The question of whether $Y$ can be predicted based on $X$ often arises and while a well adjusted model may perform well on observed data, the risk of overfitting always exists, leading to poor generalization error on unseen data. This paper proposes a rigorous permutation test to assess the credibility of high $R^2$ values in regression models, which can also be applied to any measure of goodness of fit, without the need for sample splitting, by generating new pairings of $(X_i, Y_j)$ and providing an overall interpretation of the model's accuracy. It introduces a new formulation of the null hypothesis and justification for the test, which distinguishes it from previous literature. The theoretical findings are applied to both simulated data and sensor data of tennis serves in an experimental context. The simulation study underscores how the available information affects the test, showing that the less informative the predictors, the lower the probability of rejecting the null hypothesis, and emphasizing that detecting weaker dependence between variables requires a sufficient sample size.
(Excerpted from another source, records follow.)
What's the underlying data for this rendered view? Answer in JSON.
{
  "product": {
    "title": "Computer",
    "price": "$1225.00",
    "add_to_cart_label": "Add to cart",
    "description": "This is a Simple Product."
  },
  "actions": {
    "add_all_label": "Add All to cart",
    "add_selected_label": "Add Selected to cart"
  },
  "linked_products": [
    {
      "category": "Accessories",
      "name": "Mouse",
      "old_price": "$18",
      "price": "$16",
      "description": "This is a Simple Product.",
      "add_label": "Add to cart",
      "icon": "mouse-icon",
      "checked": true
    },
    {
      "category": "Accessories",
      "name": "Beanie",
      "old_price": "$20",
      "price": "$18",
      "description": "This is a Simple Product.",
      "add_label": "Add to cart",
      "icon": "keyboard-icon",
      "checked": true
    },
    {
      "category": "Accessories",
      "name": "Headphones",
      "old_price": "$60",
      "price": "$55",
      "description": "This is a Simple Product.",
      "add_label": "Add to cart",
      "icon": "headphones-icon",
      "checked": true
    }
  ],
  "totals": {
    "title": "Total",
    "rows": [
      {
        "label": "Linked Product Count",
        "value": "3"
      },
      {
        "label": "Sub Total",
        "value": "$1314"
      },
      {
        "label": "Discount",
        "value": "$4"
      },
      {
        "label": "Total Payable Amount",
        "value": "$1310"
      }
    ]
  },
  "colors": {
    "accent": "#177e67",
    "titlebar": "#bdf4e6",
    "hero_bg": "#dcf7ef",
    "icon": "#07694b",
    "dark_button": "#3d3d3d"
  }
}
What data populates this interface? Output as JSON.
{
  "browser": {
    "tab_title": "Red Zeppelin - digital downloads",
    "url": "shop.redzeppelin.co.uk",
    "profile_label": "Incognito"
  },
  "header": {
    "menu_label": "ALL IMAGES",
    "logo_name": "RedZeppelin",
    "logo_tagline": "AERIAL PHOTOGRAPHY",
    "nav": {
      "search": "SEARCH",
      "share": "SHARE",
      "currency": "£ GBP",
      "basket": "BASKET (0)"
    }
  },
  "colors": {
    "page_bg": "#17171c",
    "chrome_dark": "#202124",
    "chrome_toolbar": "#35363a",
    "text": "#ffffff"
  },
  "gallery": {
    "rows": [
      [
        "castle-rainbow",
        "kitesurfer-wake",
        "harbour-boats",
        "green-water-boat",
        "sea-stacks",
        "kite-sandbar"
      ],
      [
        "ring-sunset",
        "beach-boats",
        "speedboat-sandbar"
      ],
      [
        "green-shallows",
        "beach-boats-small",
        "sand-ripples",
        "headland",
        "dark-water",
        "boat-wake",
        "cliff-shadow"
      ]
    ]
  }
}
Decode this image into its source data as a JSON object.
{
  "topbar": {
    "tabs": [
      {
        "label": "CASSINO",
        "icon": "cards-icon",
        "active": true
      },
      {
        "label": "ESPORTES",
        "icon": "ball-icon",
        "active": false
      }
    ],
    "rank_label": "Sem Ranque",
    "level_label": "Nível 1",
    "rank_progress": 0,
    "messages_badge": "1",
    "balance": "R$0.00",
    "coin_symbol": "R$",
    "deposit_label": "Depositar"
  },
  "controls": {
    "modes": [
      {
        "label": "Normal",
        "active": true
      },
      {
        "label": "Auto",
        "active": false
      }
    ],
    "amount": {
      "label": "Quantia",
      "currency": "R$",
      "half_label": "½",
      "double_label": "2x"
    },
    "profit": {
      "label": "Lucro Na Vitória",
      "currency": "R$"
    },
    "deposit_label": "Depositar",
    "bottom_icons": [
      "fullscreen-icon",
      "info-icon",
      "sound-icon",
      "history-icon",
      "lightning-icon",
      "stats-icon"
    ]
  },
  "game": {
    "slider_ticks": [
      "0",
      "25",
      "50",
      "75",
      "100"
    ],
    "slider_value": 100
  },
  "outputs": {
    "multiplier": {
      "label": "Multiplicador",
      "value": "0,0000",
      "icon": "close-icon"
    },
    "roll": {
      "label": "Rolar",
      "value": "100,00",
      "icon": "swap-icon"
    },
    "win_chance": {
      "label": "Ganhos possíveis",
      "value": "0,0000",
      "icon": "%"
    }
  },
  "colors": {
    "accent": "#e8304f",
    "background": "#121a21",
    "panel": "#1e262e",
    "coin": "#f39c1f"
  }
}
翻译：预测变量$Y$能否基于$X$进行预测是一个常见问题。尽管调整良好的模型在观测数据上可能表现优异，但过拟合风险始终存在，导致对未见数据的泛化误差较高。本文提出一种严格的置换检验方法，用于评估回归模型中高$R^2$值的可信度。该方法无需样本分割，通过生成$(X_i, Y_j)$的新配对，即可适用于任意拟合优度指标，并提供对模型准确性的整体解释。本文提出了新的零假设表述形式及其检验依据，这与现有文献存在显著区别。理论成果通过模拟数据及实验场景中的网球发球传感器数据得到应用。模拟研究揭示了可用信息对检验效力的影响：预测变量所含信息越少，拒绝零假设的概率越低，并强调检测变量间较弱依赖性需要足够的样本量。